Texto de Renato Teixeira publicado no Jornal Contato edição 701

Quando, em plena juventude, meu cérebro e meu emocional funcionavam por impulsão apenas, o mundo era diferente e minhas necessidades nem de longe avaliavam questões mais complexas.

Depois a vida foi colocando informações na minha cabeça e eu não era mais um ser intelectualmente puro. Aprendi malícias e estabeleci limites para que meus impulsos ganhassem mais coerência social; limites são bons companheiros.

Aprendi que a política é a arma do entendimento coletivo e, portanto, mutável. Lembro de meu pai chocado com noticias dando conta de que Adhemar de Barros havia “embolsado” vinte Chevrolet zero quilômetro. Deixou de ser adhemarista.

Adhemar era um homem carismático, um direitista assumido que, de tão rico e poderoso, se transformou numa espécie de xamã do povo pobre a quem ele acariciava com palavras e auxiliava com bondades banais. Seu slogan era “Fé em Deus e pé na tábua”. A decisão política do Adhemar se deu quando numa noite de chuva o pneu de seu carro furou em frente ao Palácio dos Campos Elíseos, então sede do governo de Estado. Enquanto ele fazia a troca, Nossa Senhora de Aparecida apareceu na sua frente e apontando para o palácio disse:

– Seu lugar é aqui, dr Ademar, governando o povo.

E foi assim, segundo uma biografia que ganhei quando fui visitar seu escritório, que até pouco tempo ainda estava como ele o havia deixado, quando entrou para a política.

Fez muita coisa como governante, mas inaugurou o conceito “rouba mas faz”. Eu, quando menino, morava em Ubatuba onde dr. Adhemar tinha uma casa. Era um grande alvoroço quando o povo todo começava a comentar que o avião, prestes a pousar, era o do “homem”. Os adeptos do adhemarismo e a molecada miúda corria, literalmente, para vê-lo pousar no aeroporto Gastão Madeira. Linda figura, robusto e bonitão, desembarcava e íamos, em comitiva, até sua casa. Eu gostava de caminhar ao seu lado e muitas vezes fiquei sentado no portão esperando ele sair.

Certa ocasião ele saiu e conversamos; o governador me mostrou um lindo relógio de bolso dentro de uma cápsula dourada que reluzia ao sol. Outra vez, durante a “caminhada quase cívica” do aeroporto até a Rua da Praia, dr. Adhemar me pediu que voltasse e trouxesse a carteira que ele havia esquecido dentro do avião. – Corre lá moleque; fala com o piloto que eu mandei buscar.

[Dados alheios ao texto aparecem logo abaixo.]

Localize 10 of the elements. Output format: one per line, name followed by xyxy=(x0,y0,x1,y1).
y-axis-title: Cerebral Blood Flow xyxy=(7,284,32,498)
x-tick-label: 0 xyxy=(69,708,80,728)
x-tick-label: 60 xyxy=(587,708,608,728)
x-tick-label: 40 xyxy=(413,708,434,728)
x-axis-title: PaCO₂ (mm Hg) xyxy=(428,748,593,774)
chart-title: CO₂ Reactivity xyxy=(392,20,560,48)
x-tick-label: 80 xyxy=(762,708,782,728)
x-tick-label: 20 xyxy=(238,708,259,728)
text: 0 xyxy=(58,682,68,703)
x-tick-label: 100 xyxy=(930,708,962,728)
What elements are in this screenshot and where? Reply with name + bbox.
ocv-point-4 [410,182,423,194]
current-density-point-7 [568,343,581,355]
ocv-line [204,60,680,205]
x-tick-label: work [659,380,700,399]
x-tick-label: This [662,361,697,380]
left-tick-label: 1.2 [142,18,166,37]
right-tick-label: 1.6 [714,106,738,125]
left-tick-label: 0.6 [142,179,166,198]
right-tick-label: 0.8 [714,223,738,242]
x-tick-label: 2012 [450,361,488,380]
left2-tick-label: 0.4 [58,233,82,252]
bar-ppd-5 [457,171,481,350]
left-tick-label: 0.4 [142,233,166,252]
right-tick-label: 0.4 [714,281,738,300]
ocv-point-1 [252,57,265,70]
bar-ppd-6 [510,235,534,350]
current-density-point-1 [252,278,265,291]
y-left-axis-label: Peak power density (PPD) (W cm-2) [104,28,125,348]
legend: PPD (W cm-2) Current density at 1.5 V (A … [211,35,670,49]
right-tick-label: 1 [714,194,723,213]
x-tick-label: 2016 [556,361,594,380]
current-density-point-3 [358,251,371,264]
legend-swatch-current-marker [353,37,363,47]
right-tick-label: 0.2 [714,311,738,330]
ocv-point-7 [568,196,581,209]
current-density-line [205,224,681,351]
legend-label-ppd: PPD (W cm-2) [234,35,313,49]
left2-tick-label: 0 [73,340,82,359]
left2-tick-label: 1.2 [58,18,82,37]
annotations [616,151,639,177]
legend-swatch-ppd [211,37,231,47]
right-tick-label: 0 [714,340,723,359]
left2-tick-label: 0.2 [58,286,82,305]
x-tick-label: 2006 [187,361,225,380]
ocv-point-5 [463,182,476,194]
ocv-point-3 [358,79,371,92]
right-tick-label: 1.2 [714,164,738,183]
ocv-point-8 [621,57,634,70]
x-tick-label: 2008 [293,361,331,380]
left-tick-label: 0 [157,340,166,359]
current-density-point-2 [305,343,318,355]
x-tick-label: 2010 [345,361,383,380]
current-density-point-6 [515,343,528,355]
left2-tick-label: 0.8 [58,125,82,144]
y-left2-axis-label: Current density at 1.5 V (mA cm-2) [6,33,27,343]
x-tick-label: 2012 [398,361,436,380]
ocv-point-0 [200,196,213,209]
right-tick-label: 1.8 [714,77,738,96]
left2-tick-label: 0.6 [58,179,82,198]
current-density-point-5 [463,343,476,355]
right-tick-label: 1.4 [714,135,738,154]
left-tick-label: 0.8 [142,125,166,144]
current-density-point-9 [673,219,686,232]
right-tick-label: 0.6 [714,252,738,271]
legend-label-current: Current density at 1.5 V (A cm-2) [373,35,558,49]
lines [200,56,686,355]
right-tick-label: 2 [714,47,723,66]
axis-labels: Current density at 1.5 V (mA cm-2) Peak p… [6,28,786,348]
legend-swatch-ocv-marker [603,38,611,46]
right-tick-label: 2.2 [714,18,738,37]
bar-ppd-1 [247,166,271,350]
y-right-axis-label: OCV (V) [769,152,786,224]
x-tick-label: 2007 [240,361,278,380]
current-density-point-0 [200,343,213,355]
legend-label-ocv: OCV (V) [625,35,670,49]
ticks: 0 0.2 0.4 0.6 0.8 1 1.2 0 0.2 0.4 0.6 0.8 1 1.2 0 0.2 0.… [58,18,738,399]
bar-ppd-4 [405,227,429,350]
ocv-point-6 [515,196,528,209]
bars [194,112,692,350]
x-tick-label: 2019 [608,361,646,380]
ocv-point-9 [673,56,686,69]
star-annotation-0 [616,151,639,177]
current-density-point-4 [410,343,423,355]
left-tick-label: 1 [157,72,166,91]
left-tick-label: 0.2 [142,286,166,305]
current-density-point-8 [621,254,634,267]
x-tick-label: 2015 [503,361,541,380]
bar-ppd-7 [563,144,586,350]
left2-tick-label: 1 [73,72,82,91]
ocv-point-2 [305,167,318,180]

E lá fui correndo cumprir a honrosa missão. Impressionou-me a quantidade de dinheiro que havia dentro daquela carteira estufada. Mas aquilo não era da minha conta e eu fiz tudo certinho. Ele pegou a carteira, colocou-a no bolso e ainda deu tempo de caminharmos os metros finais, juntos. Foi no ateliê de arquitetura do Romeuzinho Simi que eu comecei a entender direito o caráter da política com suas tresloucadas contradições.